Beans are at their best for a month from roasting and useable for a couple of months after that. If you want to freeze make sure the container is airtight and free from moisture. Don't re-freeze.


----------



## dwalsh1 (Mar 3, 2010)

I buy from Rave and freeze as soon as they come through the door. Whack em in 200 gram Kilner jars and straight in the freezer.


----------



## Rdl81 (Sep 8, 2014)

What's the best way to defrost?


----------



## urbanbumpkin (Jan 30, 2013)

Rdl81 said:


> What's the best way to defrost?


I just take the container out of the freezer and leave it some where dark for 2-3 hours before use.


----------



## jeebsy (May 5, 2013)

urbanbumpkin said:


> leave it some where dark for 2-3 hours before use.


The inner recesses of my mind is usually good for that


----------



## urbanbumpkin (Jan 30, 2013)

jeebsy said:


> The inner recesses of my mind is usually good for that


Surely too cold there to defrost


----------



## Rdl81 (Sep 8, 2014)

Do they give off monster once defrosted ie do I take them out of freezer and put them in a jar I am going to keep them in for the next week whilst I use them?


----------



## The Systemic Kid (Nov 23, 2012)

Rdl81 said:


> What's the best way to defrost?


Let them come up to room temp for a couple of hours. You want to avoid any condensation.


----------



## urbanbumpkin (Jan 30, 2013)

Rdl81 said:


> Do they give off monster once defrosted ie do I take them out of freezer and put them in a jar I am going to keep them in for the next week whilst I use them?


Monster!?!? 

When I've frozen them I've either decanted them into small click lock containers (that hold approx 80-100g) or in the original 250g bags with tape over the one way valve.

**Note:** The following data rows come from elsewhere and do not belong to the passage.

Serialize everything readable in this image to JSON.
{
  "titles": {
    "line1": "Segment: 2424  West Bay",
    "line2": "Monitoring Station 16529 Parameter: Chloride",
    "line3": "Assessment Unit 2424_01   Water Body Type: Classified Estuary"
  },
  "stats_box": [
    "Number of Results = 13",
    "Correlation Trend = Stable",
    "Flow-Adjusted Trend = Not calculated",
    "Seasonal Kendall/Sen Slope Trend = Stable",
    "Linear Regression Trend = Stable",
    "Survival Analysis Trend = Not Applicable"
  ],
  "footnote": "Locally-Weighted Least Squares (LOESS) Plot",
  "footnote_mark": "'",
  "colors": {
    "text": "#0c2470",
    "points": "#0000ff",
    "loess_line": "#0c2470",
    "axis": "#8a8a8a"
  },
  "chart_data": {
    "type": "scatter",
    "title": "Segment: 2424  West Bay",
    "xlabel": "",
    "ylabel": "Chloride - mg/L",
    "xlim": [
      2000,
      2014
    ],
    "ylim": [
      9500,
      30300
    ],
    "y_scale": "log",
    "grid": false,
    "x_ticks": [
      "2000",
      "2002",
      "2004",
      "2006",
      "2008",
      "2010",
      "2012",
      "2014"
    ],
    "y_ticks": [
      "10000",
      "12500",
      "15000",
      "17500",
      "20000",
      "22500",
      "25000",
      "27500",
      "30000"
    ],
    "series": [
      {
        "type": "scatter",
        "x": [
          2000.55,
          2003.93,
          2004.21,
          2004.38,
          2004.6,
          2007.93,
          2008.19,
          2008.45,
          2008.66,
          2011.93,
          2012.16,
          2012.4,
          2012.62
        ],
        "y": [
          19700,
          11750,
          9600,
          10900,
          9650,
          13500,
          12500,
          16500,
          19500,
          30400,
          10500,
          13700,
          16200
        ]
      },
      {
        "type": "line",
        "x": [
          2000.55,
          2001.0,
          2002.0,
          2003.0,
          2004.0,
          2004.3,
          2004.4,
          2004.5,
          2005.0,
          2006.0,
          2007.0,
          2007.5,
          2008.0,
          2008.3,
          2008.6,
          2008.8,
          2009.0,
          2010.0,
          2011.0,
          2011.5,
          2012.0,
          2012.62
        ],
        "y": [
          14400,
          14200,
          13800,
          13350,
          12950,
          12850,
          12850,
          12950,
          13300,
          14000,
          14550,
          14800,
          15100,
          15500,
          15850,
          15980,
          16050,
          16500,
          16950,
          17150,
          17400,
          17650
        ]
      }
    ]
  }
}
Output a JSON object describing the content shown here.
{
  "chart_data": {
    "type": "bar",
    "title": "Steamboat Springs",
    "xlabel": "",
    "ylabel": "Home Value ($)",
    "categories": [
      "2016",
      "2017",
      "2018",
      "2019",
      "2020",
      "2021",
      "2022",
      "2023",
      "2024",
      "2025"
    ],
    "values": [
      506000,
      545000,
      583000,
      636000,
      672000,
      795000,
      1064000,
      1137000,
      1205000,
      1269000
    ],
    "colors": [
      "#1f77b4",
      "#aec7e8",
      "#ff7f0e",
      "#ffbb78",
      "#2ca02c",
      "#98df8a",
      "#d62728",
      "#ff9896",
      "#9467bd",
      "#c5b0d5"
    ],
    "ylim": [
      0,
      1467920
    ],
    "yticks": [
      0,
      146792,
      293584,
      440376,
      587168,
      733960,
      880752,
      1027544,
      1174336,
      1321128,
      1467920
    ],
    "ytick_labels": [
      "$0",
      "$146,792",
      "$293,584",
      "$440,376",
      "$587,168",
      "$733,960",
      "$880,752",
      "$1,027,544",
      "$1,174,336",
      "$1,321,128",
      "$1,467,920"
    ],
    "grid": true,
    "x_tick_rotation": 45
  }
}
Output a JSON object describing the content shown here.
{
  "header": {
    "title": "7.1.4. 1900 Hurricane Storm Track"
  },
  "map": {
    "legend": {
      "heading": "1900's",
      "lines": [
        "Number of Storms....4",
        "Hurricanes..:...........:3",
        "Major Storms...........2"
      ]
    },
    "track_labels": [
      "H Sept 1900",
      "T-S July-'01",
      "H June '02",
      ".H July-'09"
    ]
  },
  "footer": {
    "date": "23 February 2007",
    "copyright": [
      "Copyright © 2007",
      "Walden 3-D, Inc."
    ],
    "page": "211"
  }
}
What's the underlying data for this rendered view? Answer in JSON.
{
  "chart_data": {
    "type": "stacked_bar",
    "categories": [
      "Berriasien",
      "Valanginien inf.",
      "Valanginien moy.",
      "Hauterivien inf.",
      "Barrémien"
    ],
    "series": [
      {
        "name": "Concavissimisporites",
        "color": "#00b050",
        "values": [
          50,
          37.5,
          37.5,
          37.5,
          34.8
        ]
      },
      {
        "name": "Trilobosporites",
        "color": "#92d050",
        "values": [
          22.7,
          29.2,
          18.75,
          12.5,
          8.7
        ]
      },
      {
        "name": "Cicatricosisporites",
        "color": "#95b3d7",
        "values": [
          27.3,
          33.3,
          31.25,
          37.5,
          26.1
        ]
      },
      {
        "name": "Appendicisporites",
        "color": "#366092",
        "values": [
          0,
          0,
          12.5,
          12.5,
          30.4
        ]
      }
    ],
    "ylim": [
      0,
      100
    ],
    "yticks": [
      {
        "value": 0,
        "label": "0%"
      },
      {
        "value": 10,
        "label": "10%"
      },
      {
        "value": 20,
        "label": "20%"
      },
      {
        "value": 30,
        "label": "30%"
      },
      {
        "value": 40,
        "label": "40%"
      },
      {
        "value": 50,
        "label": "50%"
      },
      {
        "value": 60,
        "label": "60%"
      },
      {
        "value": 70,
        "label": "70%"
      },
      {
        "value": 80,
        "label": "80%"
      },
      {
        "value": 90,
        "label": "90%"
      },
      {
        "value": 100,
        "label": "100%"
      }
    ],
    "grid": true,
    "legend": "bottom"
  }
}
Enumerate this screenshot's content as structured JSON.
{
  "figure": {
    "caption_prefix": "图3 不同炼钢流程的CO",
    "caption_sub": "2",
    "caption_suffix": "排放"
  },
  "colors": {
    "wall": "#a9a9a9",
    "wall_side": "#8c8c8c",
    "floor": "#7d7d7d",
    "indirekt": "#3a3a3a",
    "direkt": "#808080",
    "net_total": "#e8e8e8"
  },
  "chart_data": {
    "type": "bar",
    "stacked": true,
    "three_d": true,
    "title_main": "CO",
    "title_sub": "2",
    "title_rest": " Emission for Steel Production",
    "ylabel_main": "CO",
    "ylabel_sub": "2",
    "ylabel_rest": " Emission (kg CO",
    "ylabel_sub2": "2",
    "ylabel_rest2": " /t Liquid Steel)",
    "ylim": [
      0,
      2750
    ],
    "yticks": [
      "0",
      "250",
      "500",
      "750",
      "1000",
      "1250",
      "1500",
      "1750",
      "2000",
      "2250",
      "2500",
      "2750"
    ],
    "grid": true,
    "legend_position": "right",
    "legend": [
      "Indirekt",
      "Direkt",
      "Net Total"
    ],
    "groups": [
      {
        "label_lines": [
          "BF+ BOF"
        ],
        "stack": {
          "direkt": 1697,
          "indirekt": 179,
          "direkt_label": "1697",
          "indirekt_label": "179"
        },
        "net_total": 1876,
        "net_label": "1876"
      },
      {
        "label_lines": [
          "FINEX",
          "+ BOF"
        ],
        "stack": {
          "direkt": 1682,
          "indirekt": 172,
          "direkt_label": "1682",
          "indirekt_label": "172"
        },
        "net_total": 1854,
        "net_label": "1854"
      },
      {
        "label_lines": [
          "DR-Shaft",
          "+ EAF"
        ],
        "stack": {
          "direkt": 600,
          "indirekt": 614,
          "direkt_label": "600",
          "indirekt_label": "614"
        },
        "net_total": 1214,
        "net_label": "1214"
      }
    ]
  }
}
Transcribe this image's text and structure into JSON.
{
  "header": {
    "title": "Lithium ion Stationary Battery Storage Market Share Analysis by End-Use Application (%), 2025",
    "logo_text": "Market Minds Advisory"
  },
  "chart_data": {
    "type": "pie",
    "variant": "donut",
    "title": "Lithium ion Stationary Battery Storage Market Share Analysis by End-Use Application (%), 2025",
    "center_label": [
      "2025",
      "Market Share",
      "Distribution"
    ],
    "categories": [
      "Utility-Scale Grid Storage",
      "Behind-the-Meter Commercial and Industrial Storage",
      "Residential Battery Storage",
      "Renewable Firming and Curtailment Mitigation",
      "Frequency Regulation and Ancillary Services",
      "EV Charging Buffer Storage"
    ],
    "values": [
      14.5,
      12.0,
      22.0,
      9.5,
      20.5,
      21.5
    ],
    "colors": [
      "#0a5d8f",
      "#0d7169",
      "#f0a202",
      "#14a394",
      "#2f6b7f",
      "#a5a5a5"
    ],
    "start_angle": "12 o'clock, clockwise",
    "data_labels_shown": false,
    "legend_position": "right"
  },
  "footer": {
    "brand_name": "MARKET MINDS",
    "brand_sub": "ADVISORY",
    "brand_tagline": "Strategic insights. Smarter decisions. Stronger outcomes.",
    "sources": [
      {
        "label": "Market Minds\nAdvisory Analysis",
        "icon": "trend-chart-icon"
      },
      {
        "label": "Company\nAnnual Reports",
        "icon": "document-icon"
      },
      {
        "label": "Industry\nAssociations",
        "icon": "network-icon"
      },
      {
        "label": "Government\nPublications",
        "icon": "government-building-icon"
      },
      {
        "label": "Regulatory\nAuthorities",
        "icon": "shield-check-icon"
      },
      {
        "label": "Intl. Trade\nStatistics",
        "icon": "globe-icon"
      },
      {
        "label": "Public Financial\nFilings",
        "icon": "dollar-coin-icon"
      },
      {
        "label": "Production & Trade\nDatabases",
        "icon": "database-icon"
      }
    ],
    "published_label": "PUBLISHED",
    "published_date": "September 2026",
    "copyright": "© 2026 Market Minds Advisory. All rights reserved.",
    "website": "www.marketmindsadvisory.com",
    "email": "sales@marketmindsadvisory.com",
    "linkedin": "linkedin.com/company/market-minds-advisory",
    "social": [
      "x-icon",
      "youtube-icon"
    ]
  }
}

When I defrost I keep them in the same containers. Bags I take the tape off the one way valve when they're out of my the freezer


----------



## Rdl81 (Sep 8, 2014)

Yes my 2 1/2 year old is always saying monsters are coming and we need to hide in the princess castle so need to be sure it's safe......


----------



## Bigpikle (Oct 14, 2014)

have vacuum packed using a domestic vacuum sealer before now - good space saver and a decent domestic unit removes virtually all the air. Handy for freezing small batches and can then keep swapping to different beans easily.


----------